= Andrew Scott Cairncross =

20th-century Scottish professor of English literature and Shakespeare expert

Andrew Scott Cairncross (25 March 1901 – 17 December 1975) was a Scottish-American scholar of Shakespeare and the English literary renaissance.

Cairncross is best known for his 1936 book The Problem of Hamlet (London: MacMillan), which makes a number of controversial arguments about Hamlet — arguing, for example, that the play was written around 1588–89 (rather than twelve years later, as most scholars insist), and that the so-called Ur-Hamlet, to which frequent allusion occurs starting in 1589, is actually an early draft of Shakespeare's play.

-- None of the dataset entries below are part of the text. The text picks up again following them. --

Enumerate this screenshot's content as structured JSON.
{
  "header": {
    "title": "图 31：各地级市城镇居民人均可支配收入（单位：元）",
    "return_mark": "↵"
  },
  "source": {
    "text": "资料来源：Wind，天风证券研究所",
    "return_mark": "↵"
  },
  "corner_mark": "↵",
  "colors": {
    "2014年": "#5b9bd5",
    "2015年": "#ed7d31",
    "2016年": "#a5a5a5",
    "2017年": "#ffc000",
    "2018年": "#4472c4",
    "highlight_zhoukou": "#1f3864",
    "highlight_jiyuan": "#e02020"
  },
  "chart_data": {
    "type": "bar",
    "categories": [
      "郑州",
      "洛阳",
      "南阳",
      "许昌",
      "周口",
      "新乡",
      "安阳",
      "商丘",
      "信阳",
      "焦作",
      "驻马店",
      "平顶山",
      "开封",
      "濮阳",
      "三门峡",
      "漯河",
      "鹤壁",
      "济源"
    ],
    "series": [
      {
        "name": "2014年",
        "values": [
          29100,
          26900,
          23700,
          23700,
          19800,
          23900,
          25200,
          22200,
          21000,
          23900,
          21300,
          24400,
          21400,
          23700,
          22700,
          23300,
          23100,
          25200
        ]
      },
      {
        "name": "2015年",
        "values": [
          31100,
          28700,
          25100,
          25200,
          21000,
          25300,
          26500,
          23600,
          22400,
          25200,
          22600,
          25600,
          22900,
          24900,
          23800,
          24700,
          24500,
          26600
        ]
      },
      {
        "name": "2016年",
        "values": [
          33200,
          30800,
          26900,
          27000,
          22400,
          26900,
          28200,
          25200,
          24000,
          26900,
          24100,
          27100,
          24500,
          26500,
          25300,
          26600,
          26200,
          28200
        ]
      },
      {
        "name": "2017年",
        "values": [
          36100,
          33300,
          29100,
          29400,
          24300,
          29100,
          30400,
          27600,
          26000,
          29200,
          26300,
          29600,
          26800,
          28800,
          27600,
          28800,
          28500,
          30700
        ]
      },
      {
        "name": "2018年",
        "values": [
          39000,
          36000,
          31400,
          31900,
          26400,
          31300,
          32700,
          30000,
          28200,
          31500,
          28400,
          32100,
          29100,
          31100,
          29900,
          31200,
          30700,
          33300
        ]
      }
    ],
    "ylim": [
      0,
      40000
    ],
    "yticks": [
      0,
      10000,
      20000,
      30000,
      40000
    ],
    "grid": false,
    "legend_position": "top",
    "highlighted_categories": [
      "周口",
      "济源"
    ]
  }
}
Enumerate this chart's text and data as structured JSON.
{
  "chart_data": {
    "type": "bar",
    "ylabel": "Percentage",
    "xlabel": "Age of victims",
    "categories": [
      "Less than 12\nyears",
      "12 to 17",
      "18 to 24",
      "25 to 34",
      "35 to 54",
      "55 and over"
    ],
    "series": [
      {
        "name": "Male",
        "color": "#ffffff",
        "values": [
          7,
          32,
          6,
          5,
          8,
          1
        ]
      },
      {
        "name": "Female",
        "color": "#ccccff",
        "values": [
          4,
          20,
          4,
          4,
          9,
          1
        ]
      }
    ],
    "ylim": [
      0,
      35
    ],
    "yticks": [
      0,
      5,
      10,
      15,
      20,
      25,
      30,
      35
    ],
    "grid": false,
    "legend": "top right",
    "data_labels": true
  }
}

Cairncross was born in Lesmahagow, Scotland, to Andrew Cairncross and Margaret Matin. He earned his M.A. and D.Litt. (1932) from the University of Glasgow and worked as a schoolteacher and headmaster in his native Lanarkshire until retiring in 1961. He immigrated to the United States in 1963 at the invitation of Hardin–Simmons University, and within a year was a visiting professor at the University of Texas at El Paso. In 1964, he finished a three-volume work on Henry VI, published by Harvard University Press.

He was a visiting professor at Baylor University in the spring of 1974. He died in Bryan, Texas in 1975.